Saturday, May 14, 2011

Mushroom Pickers Find Gold

A modern pioneering couple who went from supporting themselves by mushroom picking in the Yukon to controlling vast shares of gold claims. They had rough time starting out: :

One season, he and Wood picked morels worth tens of thousands of dollars, but ended the year broke after crashing a used helicopter they purchased with all of the money they made….To minimize their cash outlay, Wood and Ryan moved into an abandoned miner’s shack. Their new home was made of tin, and it had neither running water nor electricity. Ryan spent winter nights by the wood stove reading old mining journals.”

Now:

He and Wood own more than 35,000 claims. ‘We just passed Luxembourg, and over the summer we’ll be the size of Samoa,’ he continued, describing just one of his projects. Credible estimates of the amount of gold still buried in his properties run to the billions of dollars…

To Ryan, the notion that gold wasn’t worth looking for was absurd. The market might profess disinterest, but this was cash in the ground. His closest friend, Antoine Deschenes, a rail-thin, 6-foot-4 Quebecois, had an idea. ‘In the winter the Yukon runs clear,’ he said.

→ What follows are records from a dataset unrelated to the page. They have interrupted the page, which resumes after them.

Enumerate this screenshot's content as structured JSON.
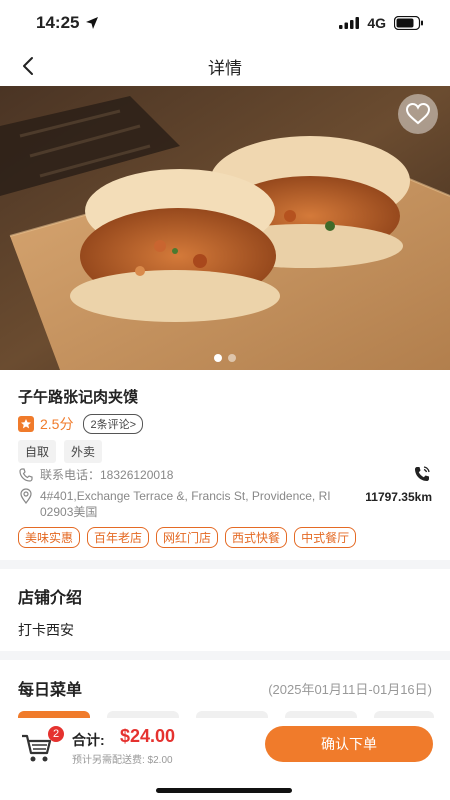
{
  "status_bar": {
    "time": "14:25",
    "network": "4G"
  },
  "nav": {
    "title": "详情"
  },
  "hero": {
    "slide_count": 2,
    "active_slide": 1
  },
  "shop": {
    "name": "子午路张记肉夹馍",
    "rating": "2.5分",
    "reviews": "2条评论>",
    "services": [
      "自取",
      "外卖"
    ],
    "phone": "联系电话：18326120018",
    "address": "4#401,Exchange Terrace &, Francis St, Providence, RI 02903美国",
    "distance": "11797.35km",
    "tags": [
      "美味实惠",
      "百年老店",
      "网红门店",
      "西式快餐",
      "中式餐厅"
    ]
  },
  "intro": {
    "title": "店铺介绍",
    "text": "打卡西安"
  },
  "menu": {
    "title": "每日菜单",
    "date_range": "(2025年01月11日-01月16日)",
    "day_tab_count": 5
  },
  "footer": {
    "cart_count": "2",
    "total_label": "合计:",
    "total_amount": "$24.00",
    "delivery_note": "预计另需配送费: $2.00",
    "order_button": "确认下单"
  },
  "colors": {
    "accent": "#f07b2b",
    "price": "#e5322f"
  }
}
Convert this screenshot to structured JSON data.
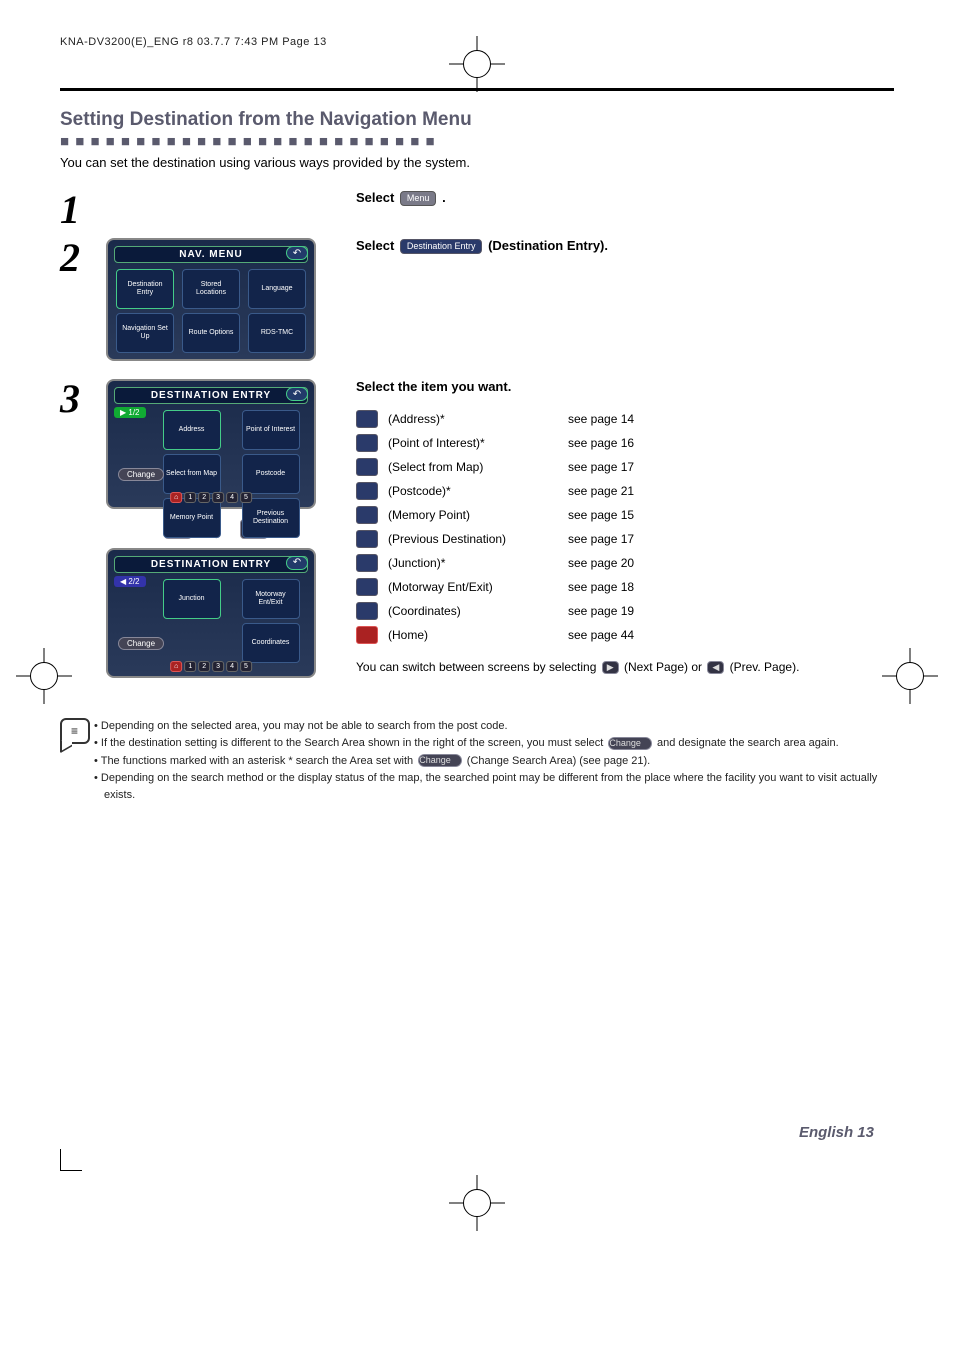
{
  "header": {
    "slug": "KNA-DV3200(E)_ENG r8  03.7.7  7:43 PM  Page 13"
  },
  "section": {
    "title": "Setting Destination from the Navigation Menu",
    "intro": "You can set the destination using various ways provided by the system."
  },
  "steps": {
    "s1": {
      "num": "1",
      "text_a": "Select ",
      "chip": "Menu",
      "text_b": " ."
    },
    "s2": {
      "num": "2",
      "text_a": "Select ",
      "chip": "Destination Entry",
      "text_b": " (Destination Entry)."
    },
    "s3": {
      "num": "3",
      "heading": "Select the item you want."
    }
  },
  "device_nav": {
    "title": "NAV. MENU",
    "cells": [
      "Destination Entry",
      "Stored Locations",
      "Language",
      "Navigation Set Up",
      "Route Options",
      "RDS-TMC"
    ],
    "tmc": "TMC"
  },
  "device_dest1": {
    "title": "DESTINATION ENTRY",
    "page": "1/2",
    "cells": [
      "Address",
      "Point of Interest",
      "Select from Map",
      "Postcode",
      "Memory Point",
      "Previous Destination"
    ],
    "change": "Change",
    "pager": [
      "1",
      "2",
      "3",
      "4",
      "5"
    ]
  },
  "device_dest2": {
    "title": "DESTINATION ENTRY",
    "page": "2/2",
    "cells": [
      "Junction",
      "Motorway Ent/Exit",
      "Coordinates"
    ],
    "change": "Change",
    "pager": [
      "1",
      "2",
      "3",
      "4",
      "5"
    ]
  },
  "items": [
    {
      "name": "(Address)*",
      "ref": "see page 14"
    },
    {
      "name": "(Point of Interest)*",
      "ref": "see page 16"
    },
    {
      "name": "(Select from Map)",
      "ref": "see page 17"
    },
    {
      "name": "(Postcode)*",
      "ref": "see page 21"
    },
    {
      "name": "(Memory Point)",
      "ref": "see page 15"
    },
    {
      "name": "(Previous Destination)",
      "ref": "see page 17"
    },
    {
      "name": "(Junction)*",
      "ref": "see page 20"
    },
    {
      "name": "(Motorway Ent/Exit)",
      "ref": "see page 18"
    },
    {
      "name": "(Coordinates)",
      "ref": "see page 19"
    },
    {
      "name": "(Home)",
      "ref": "see page 44",
      "home": true
    }
  ],
  "switch_note": {
    "a": "You can switch between screens by selecting ",
    "next": "▶",
    "b": " (Next Page) or ",
    "prev": "◀",
    "c": " (Prev. Page)."
  },
  "notes": {
    "n1": "Depending on the selected area, you may not be able to search from the post code.",
    "n2a": "If the destination setting is different to the Search Area shown in the right of the screen, you must select ",
    "n2chip": "Change",
    "n2b": " and designate the search area again.",
    "n3a": "The functions marked with an asterisk * search the Area set with ",
    "n3chip": "Change",
    "n3b": " (Change Search Area) (see page 21).",
    "n4": "Depending on the search method or the display status of the map, the searched point may be different from the place where the facility you want to visit actually exists."
  },
  "footer": {
    "text": "English 13"
  }
}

The significance of his insight is hard to appreciate without a bit of background. The gold of the Klondike rush was placer gold, found at the bottom of creeks and streams. Deschenes imagined that some of this gold had, during tens of millions of years of erosion, traveled all the way down the Klondike into the Yukon River. At Dawson, the Yukon is opaque from mixing with the water of the silt-laden White River. But in the winter the White is frozen solid. Therefore, the Yukon runs clear, and a daring prospector could dive in and find the riches he sought just lying there, in plain sight.”